Public high school in Hephzibah, Georgia, United States

Cross Creek High School (CCHS) is a public high school located in the South Augusta area of Hephzibah, Georgia, United States. The school is located within the Richmond County School System.

==History==
Cross Creek High School was opened in 1999, for convenience and to relieve overcrowding at nearby Hephzibah High School and Butler High School.

Cross Creek is one of the highest ranking schools in Georgia.

==Demographics==
| Demographics | Percent |
| White | 40% |
| Black | 60% |
| Asian | 1% |
| Hispanic | 2% |
| Unknown | 3% |

==Student activities==

===Athletics===
The school has a variety of team sports and programs. Including football, soccer, softball, baseball, tennis, track, basketball, golf, volleyball, wrestling, cross country, and cheerleading.

===Fine Arts===
Cross Creek High School has an outstanding fine arts department and offers various arts related extracurriculars such as Marching Band, Majorette, Concert Band, Chorus, and Orchestra.

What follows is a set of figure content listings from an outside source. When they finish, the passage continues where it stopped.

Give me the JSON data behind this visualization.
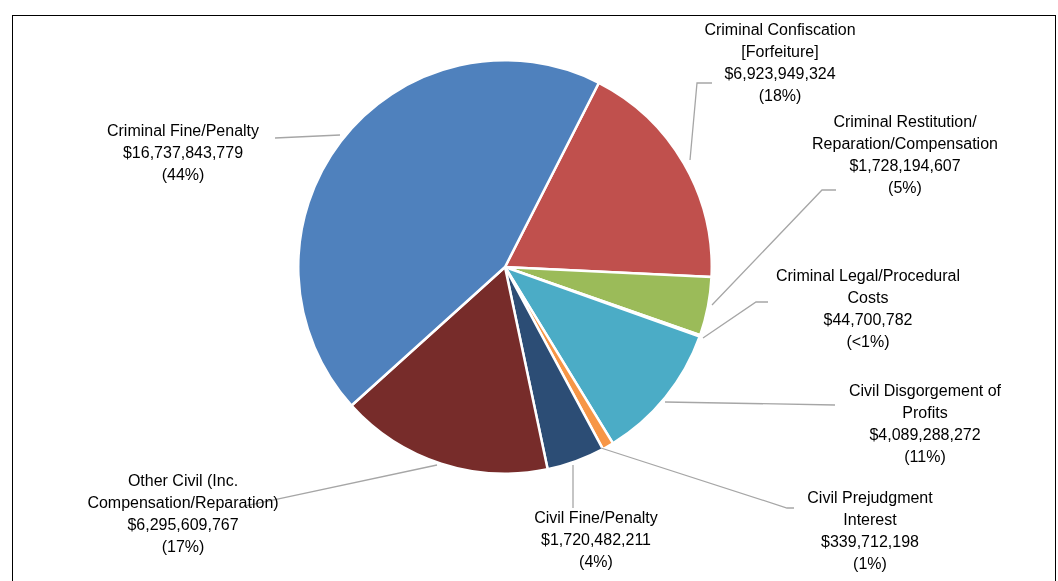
{
  "chart_data": {
    "type": "pie",
    "categories": [
      "Criminal Confiscation [Forfeiture]",
      "Criminal Restitution/Reparation/Compensation",
      "Criminal Legal/Procedural Costs",
      "Civil Disgorgement of Profits",
      "Civil Prejudgment Interest",
      "Civil Fine/Penalty",
      "Other Civil (Inc. Compensation/Reparation)",
      "Criminal Fine/Penalty"
    ],
    "values": [
      6923949324,
      1728194607,
      44700782,
      4089288272,
      339712198,
      1720482211,
      6295609767,
      16737843779
    ],
    "value_labels": [
      "$6,923,949,324 (18%)",
      "$1,728,194,607 (5%)",
      "$44,700,782 (<1%)",
      "$4,089,288,272 (11%)",
      "$339,712,198 (1%)",
      "$1,720,482,211 (4%)",
      "$6,295,609,767 (17%)",
      "$16,737,843,779 (44%)"
    ],
    "colors": [
      "#c0504d",
      "#9bbb59",
      "#8064a2",
      "#4bacc6",
      "#f79646",
      "#2c4d75",
      "#772c2a",
      "#4f81bd"
    ],
    "legend": false
  }
}
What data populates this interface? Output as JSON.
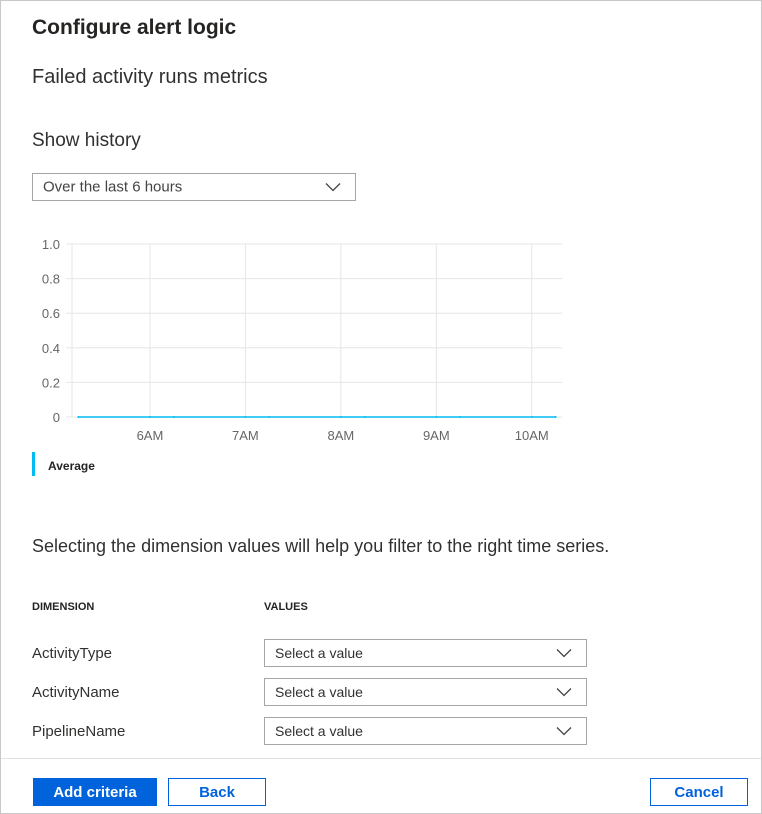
{
  "header": {
    "title": "Configure alert logic",
    "subtitle": "Failed activity runs metrics"
  },
  "history": {
    "label": "Show history",
    "selected": "Over the last 6 hours"
  },
  "chart_data": {
    "type": "line",
    "x": [
      "5:15",
      "6:00",
      "6:15",
      "7:00",
      "7:15",
      "8:00",
      "8:15",
      "9:00",
      "9:15",
      "10:00",
      "10:15"
    ],
    "series": [
      {
        "name": "Average",
        "values": [
          0,
          0,
          0,
          0,
          0,
          0,
          0,
          0,
          0,
          0,
          0
        ],
        "color": "#00bcf2"
      }
    ],
    "x_ticks": [
      "6AM",
      "7AM",
      "8AM",
      "9AM",
      "10AM"
    ],
    "y_ticks": [
      "0",
      "0.2",
      "0.4",
      "0.6",
      "0.8",
      "1.0"
    ],
    "ylim": [
      0,
      1
    ],
    "xlim": [
      "5:11",
      "10:19"
    ],
    "grid": true,
    "legend": "bottom-left"
  },
  "legend": {
    "label": "Average",
    "color": "#00bcf2"
  },
  "dimensions": {
    "hint": "Selecting the dimension values will help you filter to the right time series.",
    "col_dimension": "DIMENSION",
    "col_values": "VALUES",
    "rows": [
      {
        "name": "ActivityType",
        "value": "Select a value"
      },
      {
        "name": "ActivityName",
        "value": "Select a value"
      },
      {
        "name": "PipelineName",
        "value": "Select a value"
      }
    ]
  },
  "footer": {
    "add": "Add criteria",
    "back": "Back",
    "cancel": "Cancel"
  },
  "colors": {
    "primary": "#0063dc"
  }
}
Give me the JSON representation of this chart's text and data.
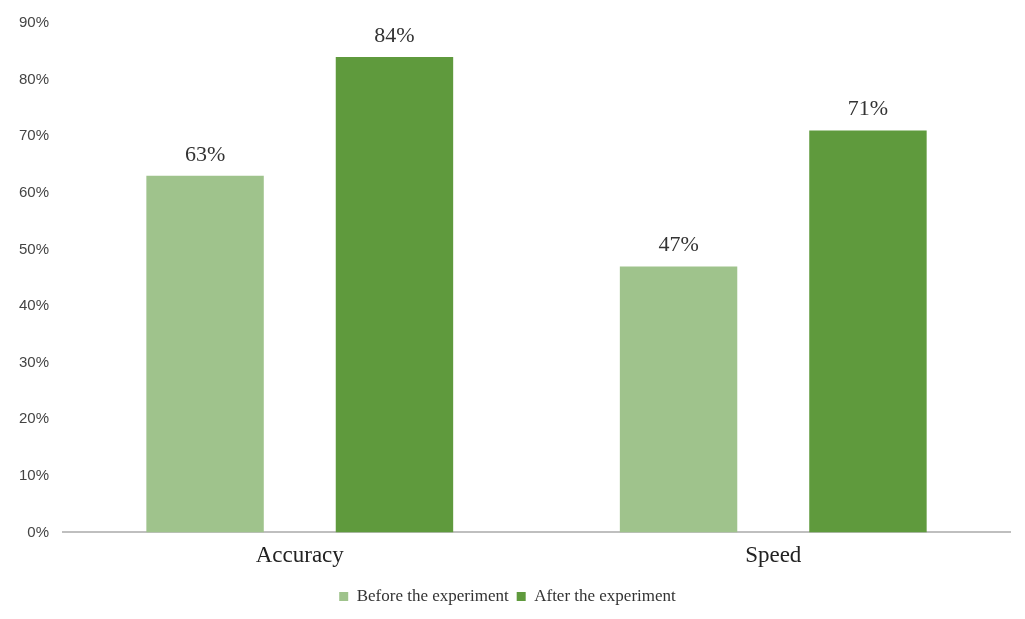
{
  "chart_data": {
    "type": "bar",
    "categories": [
      "Accuracy",
      "Speed"
    ],
    "series": [
      {
        "name": "Before the experiment",
        "color": "#9fc38c",
        "values": [
          63,
          47
        ],
        "value_labels": [
          "63%",
          "47%"
        ]
      },
      {
        "name": "After the experiment",
        "color": "#5f9a3d",
        "values": [
          84,
          71
        ],
        "value_labels": [
          "84%",
          "71%"
        ]
      }
    ],
    "ylim": [
      0,
      90
    ],
    "yticks": [
      {
        "value": 0,
        "label": "0%"
      },
      {
        "value": 10,
        "label": "10%"
      },
      {
        "value": 20,
        "label": "20%"
      },
      {
        "value": 30,
        "label": "30%"
      },
      {
        "value": 40,
        "label": "40%"
      },
      {
        "value": 50,
        "label": "50%"
      },
      {
        "value": 60,
        "label": "60%"
      },
      {
        "value": 70,
        "label": "70%"
      },
      {
        "value": 80,
        "label": "80%"
      },
      {
        "value": 90,
        "label": "90%"
      }
    ],
    "grid": false,
    "legend": "bottom"
  }
}
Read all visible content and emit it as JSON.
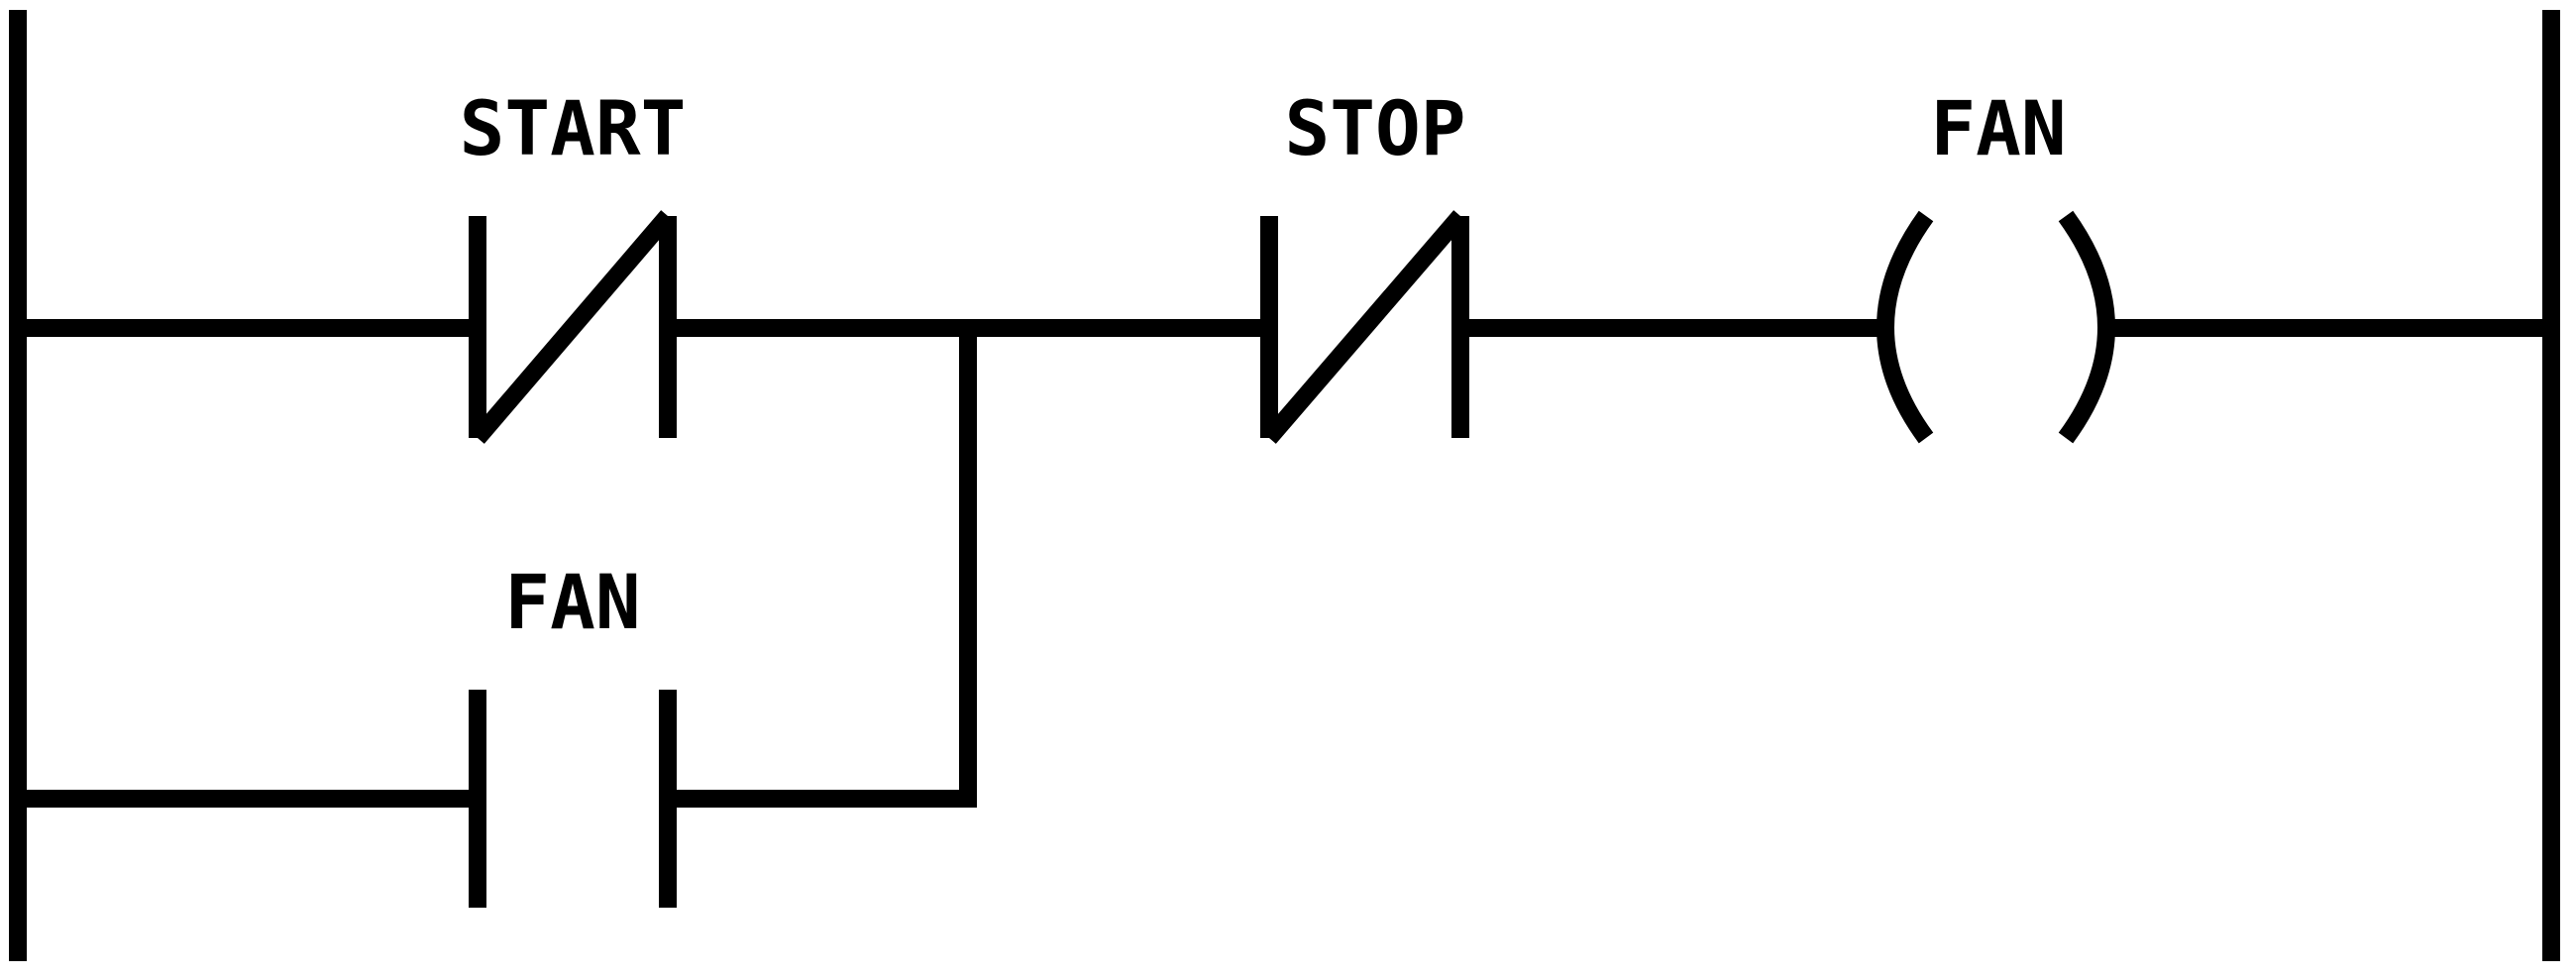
{
  "diagram": {
    "type": "ladder-logic",
    "colors": {
      "line": "#000000",
      "background": "#ffffff"
    },
    "rungs": [
      {
        "elements": [
          {
            "kind": "normally-closed-contact",
            "label": "START"
          },
          {
            "kind": "normally-closed-contact",
            "label": "STOP"
          },
          {
            "kind": "output-coil",
            "label": "FAN"
          }
        ]
      },
      {
        "branch_of_rung": 1,
        "elements": [
          {
            "kind": "normally-open-contact",
            "label": "FAN"
          }
        ]
      }
    ]
  }
}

Their band and majorette dance line has received praise from all around the city of Augusta and throughout the state of Georgia. They have scored superior ratings multiple times at LGPE (Large Group Performance Evaluation) and have scored highly at various band battles.

Their band director, Mr. E. Fleming (2022- Present), has received awards such as Band Director of The Year Award (2024), RCSS Band of The Year Award (2024), and Teacher Of The Year Award (2026).